Hier erhält man nun die Anwendungseinladungen der Freunde und hat die Möglichkeit, einmal die App als solche auf dauer zu ignorieren aber auch die Person die diese Einladung geschickt hat für Anwendungsanfragen blockieren.

--> ein Klick mit der Maus auf das X vor dem Annehmen.

--> Alle Anfragen von *** ignorieren auswählen, anklicken


--> betstätigen mit ok.


Rückgängig gemacht werden kann die Anwendungsanfragenblockierung über die Einstellungen.


Wer sich jetzt noch einmal beschwert, dass die „Spieleanfragen so nervig sind“ dem werde ich dieses Posting auf die Nase drücken. Klar ist, dass man nicht komplett von den Anfragen befreit sein wird. Ich zum Beispiel lerne neue Leute kennen, die eventuell auch spielen. Aber die paar Anfragen, die man nun im Monat erhält sind locker abgefrühstückt.
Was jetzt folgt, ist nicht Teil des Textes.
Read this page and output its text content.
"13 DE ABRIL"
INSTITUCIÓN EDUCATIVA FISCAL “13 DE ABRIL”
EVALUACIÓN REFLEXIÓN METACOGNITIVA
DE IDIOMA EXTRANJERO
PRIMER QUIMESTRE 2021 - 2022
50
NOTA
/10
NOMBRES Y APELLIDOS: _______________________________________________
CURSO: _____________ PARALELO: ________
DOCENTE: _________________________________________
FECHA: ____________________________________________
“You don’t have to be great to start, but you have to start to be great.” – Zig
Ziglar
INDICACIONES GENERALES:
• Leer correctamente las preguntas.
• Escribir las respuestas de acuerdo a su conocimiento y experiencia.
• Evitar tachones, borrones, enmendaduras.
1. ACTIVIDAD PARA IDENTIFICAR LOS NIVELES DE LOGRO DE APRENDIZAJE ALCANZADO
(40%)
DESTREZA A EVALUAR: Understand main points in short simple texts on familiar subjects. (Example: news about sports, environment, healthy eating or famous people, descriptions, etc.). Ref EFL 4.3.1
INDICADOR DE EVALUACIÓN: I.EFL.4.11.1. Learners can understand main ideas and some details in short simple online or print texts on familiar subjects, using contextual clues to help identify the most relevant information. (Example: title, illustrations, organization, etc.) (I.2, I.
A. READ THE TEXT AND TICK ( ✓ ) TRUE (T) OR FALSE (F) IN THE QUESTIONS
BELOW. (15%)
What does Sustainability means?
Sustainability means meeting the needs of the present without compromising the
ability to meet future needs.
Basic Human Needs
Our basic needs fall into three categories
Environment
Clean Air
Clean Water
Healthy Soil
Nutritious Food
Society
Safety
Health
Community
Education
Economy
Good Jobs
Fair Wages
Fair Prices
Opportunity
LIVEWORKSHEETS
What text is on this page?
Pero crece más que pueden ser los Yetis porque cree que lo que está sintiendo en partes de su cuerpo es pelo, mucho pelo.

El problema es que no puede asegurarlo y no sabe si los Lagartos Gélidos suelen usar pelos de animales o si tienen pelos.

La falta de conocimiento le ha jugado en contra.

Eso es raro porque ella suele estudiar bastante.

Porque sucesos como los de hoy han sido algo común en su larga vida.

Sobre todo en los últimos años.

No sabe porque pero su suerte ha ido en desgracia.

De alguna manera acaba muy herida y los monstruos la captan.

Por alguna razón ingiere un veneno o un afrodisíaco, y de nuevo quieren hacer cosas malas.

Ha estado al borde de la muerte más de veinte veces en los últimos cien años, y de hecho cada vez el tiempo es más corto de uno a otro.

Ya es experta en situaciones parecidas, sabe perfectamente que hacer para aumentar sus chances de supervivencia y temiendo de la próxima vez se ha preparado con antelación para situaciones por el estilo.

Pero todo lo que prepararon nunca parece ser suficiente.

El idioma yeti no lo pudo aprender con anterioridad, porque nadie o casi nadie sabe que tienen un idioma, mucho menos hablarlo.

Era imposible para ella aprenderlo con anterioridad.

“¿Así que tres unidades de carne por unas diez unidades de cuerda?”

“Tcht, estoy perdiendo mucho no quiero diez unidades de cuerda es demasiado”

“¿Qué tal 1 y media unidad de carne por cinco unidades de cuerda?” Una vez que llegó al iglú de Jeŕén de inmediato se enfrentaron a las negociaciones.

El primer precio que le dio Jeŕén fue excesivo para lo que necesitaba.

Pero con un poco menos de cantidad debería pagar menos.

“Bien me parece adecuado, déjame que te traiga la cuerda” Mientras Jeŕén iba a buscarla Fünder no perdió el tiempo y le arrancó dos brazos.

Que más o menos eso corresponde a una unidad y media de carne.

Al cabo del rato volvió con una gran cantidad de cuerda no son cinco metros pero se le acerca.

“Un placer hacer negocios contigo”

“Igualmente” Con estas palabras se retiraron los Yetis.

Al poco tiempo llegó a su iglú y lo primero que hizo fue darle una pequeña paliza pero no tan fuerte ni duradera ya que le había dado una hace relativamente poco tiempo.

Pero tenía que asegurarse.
 Was der "spielende" tun kann:

Das arbeiten mit Freundeslisten

Es ist immer schwer zu wissen wer das gleiche Spiel spielt. Meist kann man dies nur erkennen wenn man im Spiel selbst ist und auf seine Nachbarn dort. Eine andere Möglichkeit im Spiel selbst während des Versendens zu gucken wen das Spiel als „Mitspieler“ vorschlägt. (Diese Auswahl gibt es allerdings nicht bei jedem Spiel!)

Außerhalb des Spieles kann man unter „Spiele-Neuigkeiten“ die jeweiligen Spieler herauspicken. 
Den Link dazu findet ihr hier: Spiele Neuigkeiten oder links im Menü unter Anwendungen.

Ist die Liste erstellt kann man nun die Einstellungen an der Anwendung vornehmen.
→ Einstellungen

→ Apps


Wenn man neben einer App mit der Maus fährt, erscheint das X zum entfernen der App und der Bleistift zum bearbeiten der App

→ App also (Spiel) bearbeiten

App visibility and post audience, hier ist die Einstellungsmöglichkeit wer die Beiträge die die App in deinem Namen postet sehen kann. Dort kann man nun die entsprechende Freundesliste oder eben "Nur ich" auswählen. Dadurch wird kein anderer die Beiträge der App von dir erhalten.




Ihr erteilt also dem Spiel das Recht an eurer Pinnwand zu Posten aber nur sichtbar für Mitglieder der Liste, nicht mehr für alle Freunde. So wie man das auch bei ganz normaen Postings tun kann.

Diese Möglichkeit hat den Vorteil dass die Postings vom Spiel wirklich nur an diese Personen gehen, die auch in der Liste stehen. Der große Nachteil ist, dass man nicht sicher weiß welcher der jeweiligen Freunde spielt.

Wichtig zu wissen:
Das arbeiten mit Freundeslisten hat keinerlei Einfluss auf die Anwendungsanfragen die über das Spiel Versand werden! Hier gibt es keinerlei Möglichkeit das Spiel als Spielender einzugrenzen.

Fazit:

Auch wenn der Spielende freundlicherweise mit der Liste für seine Posts arbeitet, ist die sicherste Methode nur noch selten „genervt“ zu werden nur eine:
Selbst aktiv werden und das Blockieren auf jeden Fall nutzen
.

Eine 100% Absicherung keine Anfragen von Spielen mehr zu sehen gibt es derzeit noch nicht.  Durch diese Funktionen beschränkt man es aber auf ein ertragbares Minimum.